The reappearance of the amulet was a treat. The loss of the amulet has been one of those things that the fandom has been focused on, and it’s nice that now, it’s back in the hands of the guys. Bonus points for the fact that now they know the thing works. I’d always imagined the burn of the amulet as much more violent and fire-like then it showed in the episode, so it glowing like a lightning bug was interesting. The fact that the method of turning off the spell was essentially the same as flipping a light switch was rather amusing to me.
The episode had some great character moments and lovely bits of humor. I must admit to laughing out loud at the unveiling of Chuck’s divine light, complete with sunglasses. That bit was inspired. It also makes perfect sense that God himself would have a blog of nothing but cute cat pictures. Everyone loves cute cat pictures. That is what runs the internet, after all.
The use of sound in this episode was brilliant. The distant crack and roll of thunder when Chuck started to lose his temper really underlined his “top of the food chain” status.

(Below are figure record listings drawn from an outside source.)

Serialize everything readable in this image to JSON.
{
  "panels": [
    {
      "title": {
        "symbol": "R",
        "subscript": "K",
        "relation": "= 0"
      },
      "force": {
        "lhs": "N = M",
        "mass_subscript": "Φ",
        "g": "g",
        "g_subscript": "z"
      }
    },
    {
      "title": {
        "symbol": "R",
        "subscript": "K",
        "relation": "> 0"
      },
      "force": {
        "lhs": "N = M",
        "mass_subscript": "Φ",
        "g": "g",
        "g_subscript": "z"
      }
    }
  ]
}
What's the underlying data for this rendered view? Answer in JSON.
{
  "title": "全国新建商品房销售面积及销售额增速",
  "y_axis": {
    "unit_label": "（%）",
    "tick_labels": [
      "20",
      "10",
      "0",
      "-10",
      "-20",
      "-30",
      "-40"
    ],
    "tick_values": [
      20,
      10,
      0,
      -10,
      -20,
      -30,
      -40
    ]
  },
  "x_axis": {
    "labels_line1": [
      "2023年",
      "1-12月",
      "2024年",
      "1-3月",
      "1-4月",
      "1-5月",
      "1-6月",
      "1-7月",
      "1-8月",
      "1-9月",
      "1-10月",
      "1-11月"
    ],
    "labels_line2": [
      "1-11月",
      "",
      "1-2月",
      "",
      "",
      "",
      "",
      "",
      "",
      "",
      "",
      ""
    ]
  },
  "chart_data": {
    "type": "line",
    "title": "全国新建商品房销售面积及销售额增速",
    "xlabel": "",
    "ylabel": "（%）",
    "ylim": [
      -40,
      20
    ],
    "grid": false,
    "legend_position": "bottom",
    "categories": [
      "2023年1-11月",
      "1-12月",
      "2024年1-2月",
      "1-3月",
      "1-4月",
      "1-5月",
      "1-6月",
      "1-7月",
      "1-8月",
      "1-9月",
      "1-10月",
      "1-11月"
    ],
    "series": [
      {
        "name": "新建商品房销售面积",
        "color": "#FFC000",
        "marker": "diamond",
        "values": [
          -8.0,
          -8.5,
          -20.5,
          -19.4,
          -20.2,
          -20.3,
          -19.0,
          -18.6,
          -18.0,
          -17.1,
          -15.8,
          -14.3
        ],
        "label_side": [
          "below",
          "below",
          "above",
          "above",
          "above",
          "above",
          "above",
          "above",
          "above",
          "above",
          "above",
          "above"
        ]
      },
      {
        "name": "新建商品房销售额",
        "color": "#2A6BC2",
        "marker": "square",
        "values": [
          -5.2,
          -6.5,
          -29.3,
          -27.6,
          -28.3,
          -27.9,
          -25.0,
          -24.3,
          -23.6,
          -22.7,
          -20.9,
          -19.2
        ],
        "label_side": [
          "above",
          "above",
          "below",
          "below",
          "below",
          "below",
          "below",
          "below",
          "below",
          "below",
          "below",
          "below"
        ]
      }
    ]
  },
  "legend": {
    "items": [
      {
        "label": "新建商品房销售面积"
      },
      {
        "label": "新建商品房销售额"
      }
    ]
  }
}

I also adored the use of “Fare Thee Well (Dink’s Song)“, the lovely song Robert Benedict sang in the final 10 minutes of the episode. I haven’t teared up like that at a song since “Fan Fiction.” The song implies a farewell coming. If it’s setting up the mood for the last three episodes of this season, it’s gonna be emotional rollercoaster for us all. I hope we’re all ready for it.
Although the characters are hit-or-miss about learning from the past, it’s been clear this season that the writers are at least trying to. “Don’t Call Me Shurley” gives me hope that they might actually be successful at it. I hope that by the last episodes of the season, we’re still saying the same.